In Chapter 1, I used the example of HP to demonstrate two problems that arise when companies lack reliable measures of R&D capability: (1) knowing whether HP’s capability had deteriorated and, if so, by how much, and (2) knowing whether 2 percent or 9 percent of sales was closer to the correct level of R&D investment. I addressed the first problem in Chapter 1. I showed that HP’s RQ had deteriorated substantially once neither founder was CEO. However, HP’s RQ began to increase under Mark Hurd.
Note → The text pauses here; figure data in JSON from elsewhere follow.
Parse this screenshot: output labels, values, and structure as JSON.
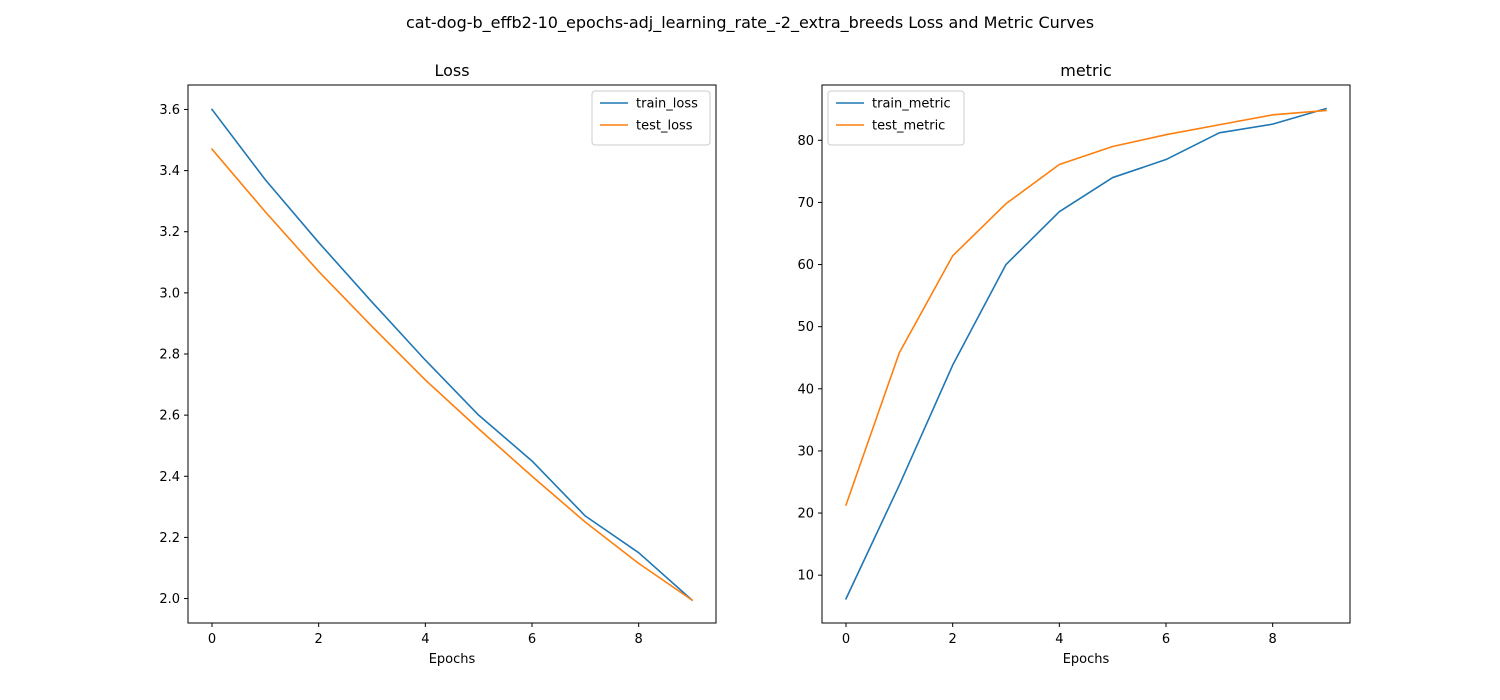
{
  "figure": {
    "title": "cat-dog-b_effb2-10_epochs-adj_learning_rate_-2_extra_breeds Loss and Metric Curves"
  },
  "chart_data": [
    {
      "type": "line",
      "title": "Loss",
      "xlabel": "Epochs",
      "ylabel": "",
      "xlim": [
        -0.45,
        9.45
      ],
      "ylim": [
        1.92,
        3.68
      ],
      "xticks": [
        0,
        2,
        4,
        6,
        8
      ],
      "yticks": [
        2.0,
        2.2,
        2.4,
        2.6,
        2.8,
        3.0,
        3.2,
        3.4,
        3.6
      ],
      "ytick_labels": [
        "2.0",
        "2.2",
        "2.4",
        "2.6",
        "2.8",
        "3.0",
        "3.2",
        "3.4",
        "3.6"
      ],
      "grid": false,
      "legend_position": "top-right",
      "x": [
        0,
        1,
        2,
        3,
        4,
        5,
        6,
        7,
        8,
        9
      ],
      "series": [
        {
          "name": "train_loss",
          "color": "#1f77b4",
          "values": [
            3.6,
            3.37,
            3.165,
            2.97,
            2.78,
            2.6,
            2.45,
            2.27,
            2.15,
            1.995
          ]
        },
        {
          "name": "test_loss",
          "color": "#ff7f0e",
          "values": [
            3.47,
            3.265,
            3.07,
            2.89,
            2.715,
            2.555,
            2.4,
            2.25,
            2.115,
            1.995
          ]
        }
      ]
    },
    {
      "type": "line",
      "title": "metric",
      "xlabel": "Epochs",
      "ylabel": "",
      "xlim": [
        -0.45,
        9.45
      ],
      "ylim": [
        2.3,
        88.9
      ],
      "xticks": [
        0,
        2,
        4,
        6,
        8
      ],
      "yticks": [
        10,
        20,
        30,
        40,
        50,
        60,
        70,
        80
      ],
      "ytick_labels": [
        "10",
        "20",
        "30",
        "40",
        "50",
        "60",
        "70",
        "80"
      ],
      "grid": false,
      "legend_position": "top-left",
      "x": [
        0,
        1,
        2,
        3,
        4,
        5,
        6,
        7,
        8,
        9
      ],
      "series": [
        {
          "name": "train_metric",
          "color": "#1f77b4",
          "values": [
            6.2,
            24.5,
            43.8,
            60.0,
            68.5,
            74.0,
            76.9,
            81.2,
            82.6,
            85.1
          ]
        },
        {
          "name": "test_metric",
          "color": "#ff7f0e",
          "values": [
            21.3,
            45.8,
            61.4,
            69.8,
            76.1,
            79.0,
            80.9,
            82.5,
            84.1,
            84.8
          ]
        }
      ]
    }
  ]
}
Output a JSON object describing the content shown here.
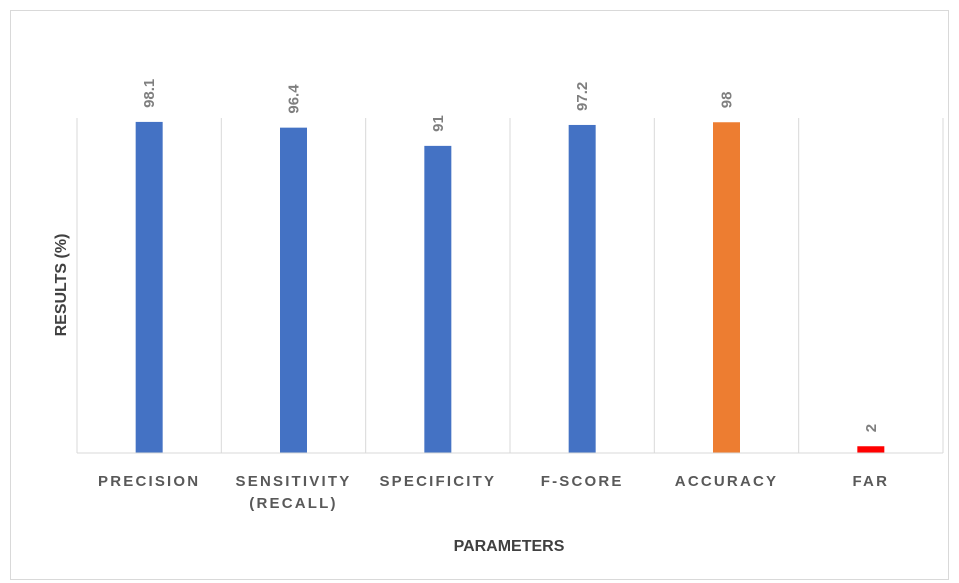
{
  "chart_data": {
    "type": "bar",
    "title": "",
    "xlabel": "PARAMETERS",
    "ylabel": "RESULTS (%)",
    "ylim": [
      0,
      120
    ],
    "grid": "vertical category separators",
    "legend": "none",
    "categories": [
      {
        "lines": [
          "PRECISION"
        ]
      },
      {
        "lines": [
          "SENSITIVITY",
          "(RECALL)"
        ]
      },
      {
        "lines": [
          "SPECIFICITY"
        ]
      },
      {
        "lines": [
          "F-SCORE"
        ]
      },
      {
        "lines": [
          "ACCURACY"
        ]
      },
      {
        "lines": [
          "FAR"
        ]
      }
    ],
    "values": [
      98.1,
      96.4,
      91,
      97.2,
      98,
      2
    ],
    "value_labels": [
      "98.1",
      "96.4",
      "91",
      "97.2",
      "98",
      "2"
    ],
    "colors": [
      "#4472C4",
      "#4472C4",
      "#4472C4",
      "#4472C4",
      "#ED7D31",
      "#FF0000"
    ],
    "value_label_rotation": "vertical"
  }
}
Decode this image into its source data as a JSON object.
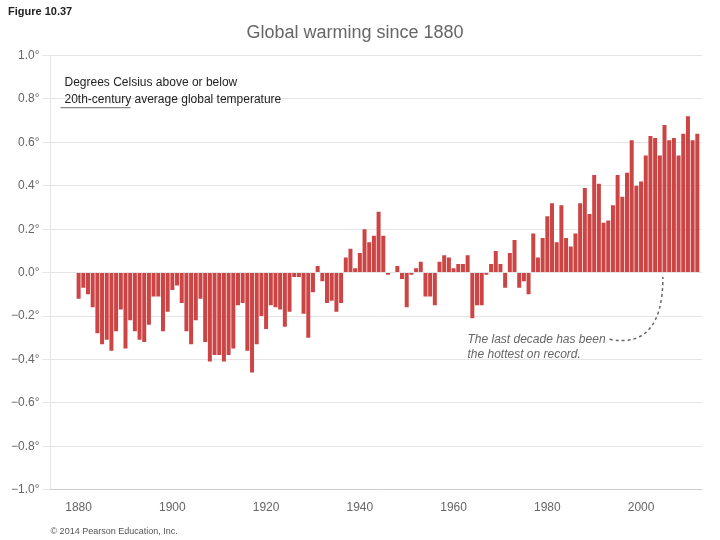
{
  "chart_data": {
    "type": "bar",
    "title": "Global warming since 1880",
    "annotations": [
      "Figure 10.37",
      "Degrees Celsius above or below",
      "20th-century average global temperature",
      "The last decade has been\nthe hottest on record.",
      "© 2014 Pearson Education, Inc."
    ],
    "x": [
      1880,
      1881,
      1882,
      1883,
      1884,
      1885,
      1886,
      1887,
      1888,
      1889,
      1890,
      1891,
      1892,
      1893,
      1894,
      1895,
      1896,
      1897,
      1898,
      1899,
      1900,
      1901,
      1902,
      1903,
      1904,
      1905,
      1906,
      1907,
      1908,
      1909,
      1910,
      1911,
      1912,
      1913,
      1914,
      1915,
      1916,
      1917,
      1918,
      1919,
      1920,
      1921,
      1922,
      1923,
      1924,
      1925,
      1926,
      1927,
      1928,
      1929,
      1930,
      1931,
      1932,
      1933,
      1934,
      1935,
      1936,
      1937,
      1938,
      1939,
      1940,
      1941,
      1942,
      1943,
      1944,
      1945,
      1946,
      1947,
      1948,
      1949,
      1950,
      1951,
      1952,
      1953,
      1954,
      1955,
      1956,
      1957,
      1958,
      1959,
      1960,
      1961,
      1962,
      1963,
      1964,
      1965,
      1966,
      1967,
      1968,
      1969,
      1970,
      1971,
      1972,
      1973,
      1974,
      1975,
      1976,
      1977,
      1978,
      1979,
      1980,
      1981,
      1982,
      1983,
      1984,
      1985,
      1986,
      1987,
      1988,
      1989,
      1990,
      1991,
      1992,
      1993,
      1994,
      1995,
      1996,
      1997,
      1998,
      1999,
      2000,
      2001,
      2002,
      2003,
      2004,
      2005,
      2006,
      2007,
      2008,
      2009,
      2010,
      2011,
      2012
    ],
    "values": [
      -0.12,
      -0.07,
      -0.1,
      -0.16,
      -0.28,
      -0.33,
      -0.31,
      -0.36,
      -0.27,
      -0.17,
      -0.35,
      -0.22,
      -0.27,
      -0.31,
      -0.32,
      -0.24,
      -0.11,
      -0.11,
      -0.27,
      -0.18,
      -0.08,
      -0.06,
      -0.14,
      -0.27,
      -0.33,
      -0.22,
      -0.12,
      -0.32,
      -0.41,
      -0.38,
      -0.38,
      -0.41,
      -0.38,
      -0.35,
      -0.15,
      -0.14,
      -0.36,
      -0.46,
      -0.33,
      -0.2,
      -0.26,
      -0.15,
      -0.16,
      -0.17,
      -0.25,
      -0.18,
      -0.02,
      -0.02,
      -0.19,
      -0.3,
      -0.09,
      0.03,
      -0.04,
      -0.14,
      -0.13,
      -0.18,
      -0.14,
      0.07,
      0.11,
      0.02,
      0.09,
      0.2,
      0.14,
      0.17,
      0.28,
      0.17,
      -0.01,
      0.0,
      0.03,
      -0.03,
      -0.16,
      -0.01,
      0.02,
      0.05,
      -0.11,
      -0.11,
      -0.15,
      0.05,
      0.08,
      0.07,
      0.02,
      0.04,
      0.04,
      0.08,
      -0.21,
      -0.15,
      -0.15,
      -0.01,
      0.04,
      0.1,
      0.04,
      -0.07,
      0.09,
      0.15,
      -0.07,
      -0.04,
      -0.1,
      0.18,
      0.07,
      0.16,
      0.26,
      0.32,
      0.14,
      0.31,
      0.16,
      0.12,
      0.18,
      0.32,
      0.39,
      0.27,
      0.45,
      0.41,
      0.23,
      0.24,
      0.31,
      0.45,
      0.35,
      0.46,
      0.61,
      0.4,
      0.42,
      0.54,
      0.63,
      0.62,
      0.54,
      0.68,
      0.61,
      0.62,
      0.54,
      0.64,
      0.72,
      0.61,
      0.64
    ],
    "color": "#cc4444",
    "xlim": [
      1874,
      2013
    ],
    "xticks": [
      1880,
      1900,
      1920,
      1940,
      1960,
      1980,
      2000
    ],
    "ylim": [
      -1.0,
      1.0
    ],
    "yticks": [
      {
        "value": 1.0,
        "label": "1.0°"
      },
      {
        "value": 0.8,
        "label": "0.8°"
      },
      {
        "value": 0.6,
        "label": "0.6°"
      },
      {
        "value": 0.4,
        "label": "0.4°"
      },
      {
        "value": 0.2,
        "label": "0.2°"
      },
      {
        "value": 0.0,
        "label": "0.0°"
      },
      {
        "value": -0.2,
        "label": "−0.2°"
      },
      {
        "value": -0.4,
        "label": "−0.4°"
      },
      {
        "value": -0.6,
        "label": "−0.6°"
      },
      {
        "value": -0.8,
        "label": "−0.8°"
      },
      {
        "value": -1.0,
        "label": "−1.0°"
      }
    ],
    "grid": true
  }
}
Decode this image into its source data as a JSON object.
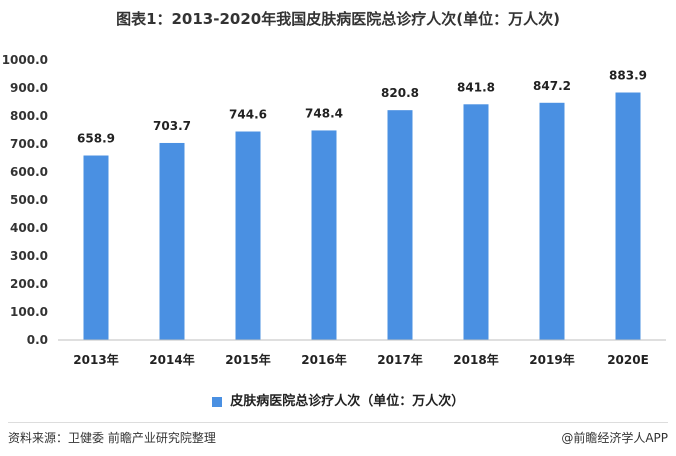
{
  "chart_data": {
    "type": "bar",
    "title": "图表1：2013-2020年我国皮肤病医院总诊疗人次(单位：万人次)",
    "categories": [
      "2013年",
      "2014年",
      "2015年",
      "2016年",
      "2017年",
      "2018年",
      "2019年",
      "2020E"
    ],
    "series": [
      {
        "name": "皮肤病医院总诊疗人次（单位：万人次）",
        "values": [
          658.9,
          703.7,
          744.6,
          748.4,
          820.8,
          841.8,
          847.2,
          883.9
        ],
        "labels": [
          "658.9",
          "703.7",
          "744.6",
          "748.4",
          "820.8",
          "841.8",
          "847.2",
          "883.9"
        ]
      }
    ],
    "ylim": [
      0,
      1000
    ],
    "yticks": [
      "0.0",
      "100.0",
      "200.0",
      "300.0",
      "400.0",
      "500.0",
      "600.0",
      "700.0",
      "800.0",
      "900.0",
      "1000.0"
    ],
    "grid": false,
    "legend_position": "bottom",
    "colors": {
      "bar": "#4a90e2",
      "axis": "#bfbfbf"
    }
  },
  "footer": {
    "source": "资料来源：卫健委 前瞻产业研究院整理",
    "brand": "@前瞻经济学人APP"
  }
}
Now I address the second issue of the correct level of R&D investment. It turns out that because HP’s RQ was declining, its optimal R&D intensity was also declining. Optimal R&D intensity increases with RQ because higher RQ companies get more bang from their R&D buck. Accordingly, it is optimal for them to spend more. In the case of HP, optimal R&D intensity fell from a high of between 5 and 6 percent under Dave Packard to a low of 2 percent when Mark Hurd became CEO. Thus Dave Packard was actually overinvesting in R&D, while Mark Hurd was investing optimally. So it is not the case that Mark Hurd was killing the innovation engine by cutting R&D. Rather, he was appropriately cutting the R&D investment because the engine had already deteriorated.

SUMMARY

Now we understand why tax credits won’t solve the problem of increasing innovation and growth. They are the government’s peanut butter approach to stimulating R&D. First, while the tax credits are very effective at increasing R&D, R&D in and of itself doesn’t increase growth. This is in part because RQ has been declining, but also because 63 percent of companies are already overinvesting in R&D. Increasing their R&D even more will further decrease profits. On the flip side, the 33 percent of companies that are underinvesting shouldn’t need tax credits to increase R&D. Increasing R&D will increase their profits even without tax credits.

We’ve shown that a better way to increase innovation and growth than the peanut butter approach of tax credits is using RQ to identify optimal levels of R&D, then increasing R&D in the companies and divisions that are underinvesting and decreasing R&D in the companies and divisions that are overinvesting.

What’s exciting about this approach is that everyone is better off. Shareholders in companies that are overinvesting increase the value of their stock by having those companies cut overinvestment. Shareholders in companies that are underinvesting increase the value of their stock by having those companies increase their R&D 10 percent. Further, because both corrections increase profits, the government gains corporate income tax on the higher profits and capital gains tax on the additional shareholder wealth. So the government increases revenues and saves the tax credits.